Acute presentation: 46 year old patient was admitted as an emergency with vomiting, hypotension and serum cortisol of 26 nmol/L indicative of adrenal failure. Despite previous history of panhypopituitarism he was found to be hyperthyroid (free T4 6.32 ng/dL (0.93-1.7), free T3 22.21 pg/mL (1.8-4.6)).
Past Medical History: He was fit & well till the age of 45. Eight months prior to this hospitalisation he presented with diabetes insipidus and was found to have a large cystic tumour in the area of the pituitary gland. Surgery was only partially successful and histologically the tumour was diagnosed as craniopharyngioma. Endocrine assessment revealed deficiency in ACTH-cortisol, growth hormone, and gonadotrophin axes as well as low-normal free T4. He was commenced on Hydrocortisone, oral Desmopressin, fortnightly intramuscular testosterone and Thyroxine (25 micrograms od). His clinical condition remained stable till about 4 weeks prior to the emergency hospitalisation, when he developed palpitations, and stated to lose weight. Over this period his condition gradually deteriorated, with increased ill-being and eventual vomiting.

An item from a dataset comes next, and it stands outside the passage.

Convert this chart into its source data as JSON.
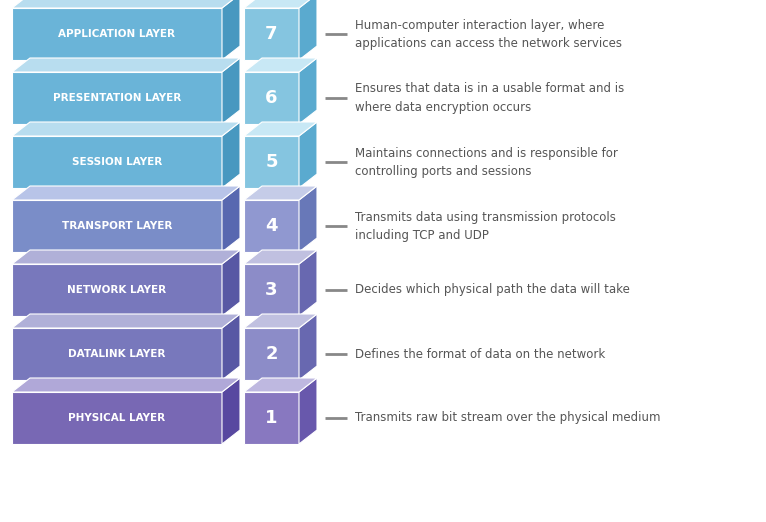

Treatment & Progress: He received treatment with intravenous fluids and Hydrocortisone. Thyroxine was stopped. Administration of large dose of Methimazole resulted in gradual decrease in free T4 and free T3 (to 1.76 ng/mL, and 5.92 pg/ml, respectively) over 15-day period. He had increased titre of anti-TPO and anti-TSH receptor antibodies (2300 IU/L (<40) and 3.6 IU/L (<1.0 IU/L), respectively). He was referred for radioactive iodine. Iodine uptake scan performed prior to radioiodine administration confirmed uniformly increased iodine uptake consistent with Graves' disease. Two months after administration of radioactive iodine he required debulking of craniopharyngioma. At that point he had low free T4 and free T3 levels (0.84 ng/dL, and 1.0 pg/mL, respectively, indicative of hypothyroidism. Thyroxine was re-commenced, and gradually increased to 100 micrograms od. His condition remains stable.
Conclusions: Our case illustrates coexistence of hypopituitarism and clinically significant autoimmune thyroid disease. The presence of hypopituitarism does not preclude the development of autoimmune thyrotoxicosis.